Seeing Direct Traffic in Google Analytics? Embrace These 10 Tactics to Fix It
The adage, ‘the more, the better,’ works everywhere in business except when it comes to direct traffic. That is because direct traffic in Analytics is a misnomer and deeply entrenched in two key misconceptions.
First, direct traffic is only, almost exclusively, seen when your users visit your website by typing your URL in the browser. You might think that the higher the direct traffic, the better your website recall and branding campaigns, because more visitors and potential customers are visiting your site.
Second, you cannot further analyze direct traffic. Why? Because Google Analytics marks it as direct traffic only when it is unable to identify where the visitor came from. The misattribution of unknown sources to direct traffic is a fall-back option of Google Analytics.
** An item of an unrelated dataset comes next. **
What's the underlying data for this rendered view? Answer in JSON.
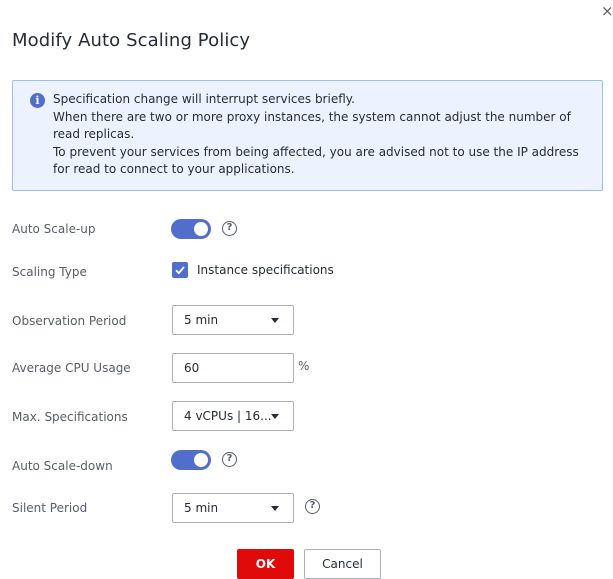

Since the data sources are unknown, it is often difficult to analyze and optimize.
These two factors make it an unavoidable inconvenience in the digital marketing world when in reality, it is not. Even though direct traffic may not affect your SEO campaign, it is valuable to know why your traffic is categorized as direct and how you can sort it out to reflect your optimization efforts accurately.
Direct Traffic Sources
Here are some possible cases when your traffic can be labeled as direct by Google Analytics:
- When users manually type in a URL
- When the user clicks on a bookmark, an untagged link from an email, or a link
- from a chat app
- from a document file (PDF, DocX, ODF, XLSX, etc.)
- in a mobile app
- from a secured site (HTTPS://) to your unsecured site (HTTP://)
- from a shortened URL
- in any desktop software in general
- Browser issues that re-class organic search visits to direct
- Unfixed missing or broken Google Analytics tracking codes
Direct data dilutes the actual visitor data and potentially impacts your optimization efforts. Hence, there is value in digging deeper and reducing direct traffic to finetune your marketing and business strategy.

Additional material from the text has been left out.